Yea, programming.. Skylar, your post resonated with me. My spathy sis was so spoiled. Her medical needs were always attended to me, while mine went unchecked, except the basic needs category. I suffered, I believe for years during my childhood with IBS. This is a profound thing for me. I believe somewhere in my heart my mother knew what my stepfather was doing to me, during those four years he was molesting me. I think she knew SOMETHING wasn’t right, but not WHAT, and it went ignored. If my medical issues would have been addressed, perhaps she was in fear that I would talk. My sister suffered from colitis. By the time my IBS was checked, into my thirties, it was so chronic, I couldn’t function. The doc thought I’d had it from childhood as well, and probably fibromyalgia as well from years of stressors at the hands of my abusers. Another thought comes to mind as well as I read your post, anther story to which my mother made sure that I was not important. I was in kindergarten, yet she used that as an excuse. She just didn’t want me along, I think…she, spath sis/bro went to Seattle to visit my great aunt. Everyone loved her. I never got to meet her. she had a farm up there and they spent a week there. My sis/bro/mom had a blast. And guess what? I didn’t go to school that week. My mother dumped me off at my uncle’s house. I recall that during that time while I was there, my Uncle had me watch my cousin while he was in his play pen. I turned around briefly to grab a doll or something and my cousin had crawled out of his play pen and fell onto the floor, and his head was cut open. I remember my Uncle yelling at me. I was six or seven at the time. Fun times. When they came back, I remembered how happy THEY were. My mother could have cared less that I was not. I heard about that trip for years and always felt wounded that she didn’t take me. I never did understand why.

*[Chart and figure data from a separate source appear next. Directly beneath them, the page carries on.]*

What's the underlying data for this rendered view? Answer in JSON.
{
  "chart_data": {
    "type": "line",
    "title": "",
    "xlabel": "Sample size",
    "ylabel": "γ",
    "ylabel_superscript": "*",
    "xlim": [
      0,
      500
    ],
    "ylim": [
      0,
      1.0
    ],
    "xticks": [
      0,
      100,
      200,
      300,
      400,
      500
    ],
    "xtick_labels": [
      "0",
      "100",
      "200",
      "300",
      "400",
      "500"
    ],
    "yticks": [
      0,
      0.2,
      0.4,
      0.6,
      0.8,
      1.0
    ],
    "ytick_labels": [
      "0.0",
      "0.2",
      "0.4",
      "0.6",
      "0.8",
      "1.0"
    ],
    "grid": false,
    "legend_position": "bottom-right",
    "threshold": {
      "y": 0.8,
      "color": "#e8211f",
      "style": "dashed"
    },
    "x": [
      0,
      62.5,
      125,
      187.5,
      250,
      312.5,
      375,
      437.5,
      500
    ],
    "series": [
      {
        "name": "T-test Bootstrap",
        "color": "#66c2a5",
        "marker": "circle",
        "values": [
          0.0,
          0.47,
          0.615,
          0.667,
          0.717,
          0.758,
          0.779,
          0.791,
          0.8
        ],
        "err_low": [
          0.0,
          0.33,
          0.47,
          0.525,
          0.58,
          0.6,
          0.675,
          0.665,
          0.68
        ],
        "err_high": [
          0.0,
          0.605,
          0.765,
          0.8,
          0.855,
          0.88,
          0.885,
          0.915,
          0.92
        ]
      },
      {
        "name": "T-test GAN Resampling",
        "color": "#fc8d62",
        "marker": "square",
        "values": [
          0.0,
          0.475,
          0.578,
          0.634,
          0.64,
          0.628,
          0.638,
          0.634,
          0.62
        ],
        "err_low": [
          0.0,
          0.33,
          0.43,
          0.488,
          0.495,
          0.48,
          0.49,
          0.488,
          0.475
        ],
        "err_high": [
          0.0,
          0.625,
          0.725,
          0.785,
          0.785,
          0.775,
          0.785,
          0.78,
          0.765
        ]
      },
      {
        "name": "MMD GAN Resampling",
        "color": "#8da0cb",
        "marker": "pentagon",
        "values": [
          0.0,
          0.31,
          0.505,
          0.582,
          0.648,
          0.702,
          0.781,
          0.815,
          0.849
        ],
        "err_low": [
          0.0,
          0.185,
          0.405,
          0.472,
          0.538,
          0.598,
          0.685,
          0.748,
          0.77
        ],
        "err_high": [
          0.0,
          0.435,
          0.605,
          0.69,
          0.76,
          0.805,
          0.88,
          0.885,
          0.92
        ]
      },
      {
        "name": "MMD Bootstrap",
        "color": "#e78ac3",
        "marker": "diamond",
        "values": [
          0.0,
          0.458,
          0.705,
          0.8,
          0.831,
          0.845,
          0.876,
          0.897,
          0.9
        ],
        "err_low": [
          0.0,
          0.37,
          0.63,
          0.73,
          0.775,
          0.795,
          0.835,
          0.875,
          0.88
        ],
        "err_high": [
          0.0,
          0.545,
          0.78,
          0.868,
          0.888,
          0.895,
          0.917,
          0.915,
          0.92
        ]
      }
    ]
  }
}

These memories are very painful for me now. But they read like abandonment all over the place. The very same feeling of neglect, abandonment, abuse, silent treatments, manipulation, etc etc, gave this feeling like a knife wound deep into my chest.
The VERY same feeling I had when spath would cut me down or do something to attempt to destroy me emotionally, sexually. Silent treatments, manipulation, mind games, verbal abuse, sexual abuse. All of it. Exactly the same. I learned to take that behavior because I knew nothing else.
I still don’t. The boundaries that I’m currently setting for myself are those to which I’m just shooting in the dark. I”m doing it on my own, without aid, with the exception of my therapist, what I read here and very close friends who are healthy and understand what clear boundaries are.
The biggest boundary right now, is to stay NC. Today that feels almost impossible. I’m very depressed, although I did get to have a very long talk with my eldest daughter, and that was a good, fun, light conversation. It was a minute of joy during the day today. Now it just hurts again. I’m trying not to think about spath and his new gf. But it’s hard not too. A couple of times I wanted to email, call or text. But I haven’t. Sometimes, the pain of being without him is so overwhelming, but it doesn’t overwhelm me to action and perhaps that is a good sign in a small way right now. There is confusion about his actually being a spath and me being sick too.
That’s the hard part. Even though I know there are healthy people in this world, right now, I don’t FEEL that way. I see glimpses of it. But that’s all. Because unhealthy and parental programming is all I know.
It’s encouraging that you’ve walked this far verity. I hope I see that progress in my own life too. It just feels so painfully slow.
While he’s out having a great time tonight, sexing up new gf, I’m at home, by myself. In pain. Nice.